Es ist eine Geschichte, wie sie nur die Ampel schreibt. Seit SPD, Grüne und FDP gemeinsam regieren, betonen sie stets, die Deutschen müssten sich nun einmal daran gewöhnen, dass eine Dreier-Konstellation sehr unterschiedlicher Partner eben mehr Reibung erzeuge. Da ist dann die Rede vom „neuen Parteiensystem“. Von schöpferischem Streit, der zu besseren Ergebnissen führt. Diese Regierung, heißt es, trage alle gesellschaftlichen Konflikte des Landes stellvertretend in sich selbst aus.

Man wäre ja vielleicht geneigt, dieser Argumentation zu folgen. Wenn die Ampel sie nicht immer wieder selbst ad absurdum führen würde. Neues Parteiensystem? Ja, aber als Farce.

Der neue Streit wirft eine ganze Reihe von Fragen auf: Kann man das nicht anders regeln? Lohnt es sich wirklich, noch vor Ende der Sommerpause gleich wieder in grüne und gelbe Schützengräben zu springen? Sehen sich bei der FDP jetzt alle jene bestätigt, die den Grünen ohnehin nur böse Absichten unterstellen? Was treibt Lisa Paus zum Alleingang, wo doch Vizekanzler Robert Habeck offenbar Lindners Vorhaben zugestimmt hat? Oder andersrum gefragt: Haben die Liberalen wirklich geglaubt, Paus würde nach der heftigen FDP-Kritik an ihr nun ganz leise klein beigeben?

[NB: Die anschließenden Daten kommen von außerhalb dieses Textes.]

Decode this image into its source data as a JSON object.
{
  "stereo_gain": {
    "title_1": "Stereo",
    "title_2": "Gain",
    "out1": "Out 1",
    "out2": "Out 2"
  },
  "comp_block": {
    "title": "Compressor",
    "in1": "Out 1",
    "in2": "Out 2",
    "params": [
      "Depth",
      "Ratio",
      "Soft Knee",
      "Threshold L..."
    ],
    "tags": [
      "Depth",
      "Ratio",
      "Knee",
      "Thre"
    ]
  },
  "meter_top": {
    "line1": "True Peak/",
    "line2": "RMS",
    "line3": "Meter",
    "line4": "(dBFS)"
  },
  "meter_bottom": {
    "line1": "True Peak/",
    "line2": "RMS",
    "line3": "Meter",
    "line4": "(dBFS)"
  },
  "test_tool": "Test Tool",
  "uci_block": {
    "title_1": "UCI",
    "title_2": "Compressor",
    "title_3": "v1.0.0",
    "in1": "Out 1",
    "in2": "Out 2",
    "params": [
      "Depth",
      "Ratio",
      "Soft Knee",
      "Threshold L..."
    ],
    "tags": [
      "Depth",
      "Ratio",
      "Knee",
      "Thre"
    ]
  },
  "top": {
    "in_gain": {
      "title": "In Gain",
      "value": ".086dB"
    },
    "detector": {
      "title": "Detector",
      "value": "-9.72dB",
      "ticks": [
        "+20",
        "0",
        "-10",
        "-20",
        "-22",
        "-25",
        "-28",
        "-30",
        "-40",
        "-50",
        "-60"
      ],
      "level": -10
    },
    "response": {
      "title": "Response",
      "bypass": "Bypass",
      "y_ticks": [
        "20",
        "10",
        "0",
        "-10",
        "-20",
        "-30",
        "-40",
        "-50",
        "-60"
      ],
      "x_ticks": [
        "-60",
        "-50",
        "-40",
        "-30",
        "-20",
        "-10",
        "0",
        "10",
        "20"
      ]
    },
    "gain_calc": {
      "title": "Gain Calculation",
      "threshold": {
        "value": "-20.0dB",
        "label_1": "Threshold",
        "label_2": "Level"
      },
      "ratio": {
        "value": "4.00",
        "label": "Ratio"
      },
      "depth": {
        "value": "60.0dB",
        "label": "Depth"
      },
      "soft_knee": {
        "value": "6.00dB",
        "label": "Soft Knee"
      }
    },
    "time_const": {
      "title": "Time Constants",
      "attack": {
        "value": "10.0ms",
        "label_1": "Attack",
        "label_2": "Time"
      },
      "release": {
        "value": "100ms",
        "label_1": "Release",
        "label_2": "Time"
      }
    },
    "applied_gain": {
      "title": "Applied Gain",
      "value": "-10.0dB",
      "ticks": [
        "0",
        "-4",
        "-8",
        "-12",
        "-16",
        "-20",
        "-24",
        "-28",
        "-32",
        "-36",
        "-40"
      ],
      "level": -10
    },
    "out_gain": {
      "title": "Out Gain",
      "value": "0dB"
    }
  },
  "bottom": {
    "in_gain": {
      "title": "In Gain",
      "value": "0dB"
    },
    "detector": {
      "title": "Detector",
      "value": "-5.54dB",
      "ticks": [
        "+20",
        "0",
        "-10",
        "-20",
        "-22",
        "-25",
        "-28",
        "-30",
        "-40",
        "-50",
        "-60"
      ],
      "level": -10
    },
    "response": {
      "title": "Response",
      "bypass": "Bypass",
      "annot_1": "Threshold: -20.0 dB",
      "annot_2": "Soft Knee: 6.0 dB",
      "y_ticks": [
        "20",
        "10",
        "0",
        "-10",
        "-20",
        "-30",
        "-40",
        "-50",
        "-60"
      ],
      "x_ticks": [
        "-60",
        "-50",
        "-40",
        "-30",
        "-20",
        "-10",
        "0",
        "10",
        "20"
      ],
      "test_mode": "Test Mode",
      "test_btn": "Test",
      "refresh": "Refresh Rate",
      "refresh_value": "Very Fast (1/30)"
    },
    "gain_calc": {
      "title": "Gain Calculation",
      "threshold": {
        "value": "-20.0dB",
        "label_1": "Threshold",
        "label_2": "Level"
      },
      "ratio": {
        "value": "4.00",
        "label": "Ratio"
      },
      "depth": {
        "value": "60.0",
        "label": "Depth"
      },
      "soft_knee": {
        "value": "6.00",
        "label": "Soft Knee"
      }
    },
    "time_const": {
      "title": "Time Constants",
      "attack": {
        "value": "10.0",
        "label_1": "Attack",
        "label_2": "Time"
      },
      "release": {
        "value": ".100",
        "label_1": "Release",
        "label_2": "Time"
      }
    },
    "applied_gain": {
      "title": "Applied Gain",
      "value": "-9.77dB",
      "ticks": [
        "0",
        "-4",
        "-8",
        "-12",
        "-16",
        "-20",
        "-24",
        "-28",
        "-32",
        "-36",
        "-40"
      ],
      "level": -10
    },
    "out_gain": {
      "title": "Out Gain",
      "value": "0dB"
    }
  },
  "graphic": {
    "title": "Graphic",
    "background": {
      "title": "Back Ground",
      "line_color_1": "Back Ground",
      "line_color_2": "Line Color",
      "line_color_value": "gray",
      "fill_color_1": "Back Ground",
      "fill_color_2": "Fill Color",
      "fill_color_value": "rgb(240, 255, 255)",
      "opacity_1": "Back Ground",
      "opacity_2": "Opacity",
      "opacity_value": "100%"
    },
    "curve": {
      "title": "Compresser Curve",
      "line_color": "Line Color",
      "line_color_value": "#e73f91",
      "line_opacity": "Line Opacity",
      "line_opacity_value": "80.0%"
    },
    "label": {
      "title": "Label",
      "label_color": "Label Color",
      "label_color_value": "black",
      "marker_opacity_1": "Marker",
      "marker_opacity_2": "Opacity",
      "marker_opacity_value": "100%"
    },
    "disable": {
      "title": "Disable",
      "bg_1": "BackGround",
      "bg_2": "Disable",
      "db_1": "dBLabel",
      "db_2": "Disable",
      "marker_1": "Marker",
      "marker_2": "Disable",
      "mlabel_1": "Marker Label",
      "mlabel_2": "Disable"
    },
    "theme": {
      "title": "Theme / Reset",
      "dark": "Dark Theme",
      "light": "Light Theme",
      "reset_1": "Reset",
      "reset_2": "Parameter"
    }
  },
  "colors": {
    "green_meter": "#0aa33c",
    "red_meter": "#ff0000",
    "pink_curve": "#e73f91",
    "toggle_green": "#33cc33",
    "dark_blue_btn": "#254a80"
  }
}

Was sagt eigentlich der Kanzler dazu?

Und, klar, nicht zu vergessen: Was sagt eigentlich der Kanzler dazu?

Als politischer Beobachter tut man gut daran, nicht immer gleich den ersten Gedanken aufzuschreiben. Wenn etwas passiert – sagen wir: Grünen werfen Liberalen irgendwas Unanständiges vor – empfiehlt es sich, noch einmal kurz innezuhalten. Stimmt das wirklich? Könnte es nicht auch anders sein? Mit etwas mehr Nachdenken gelingt meist die überraschendere Erkenntnis.

Heute ist so ein Tag, da reicht der erste Gedanke: Die Ampel hat den Restart versemmelt.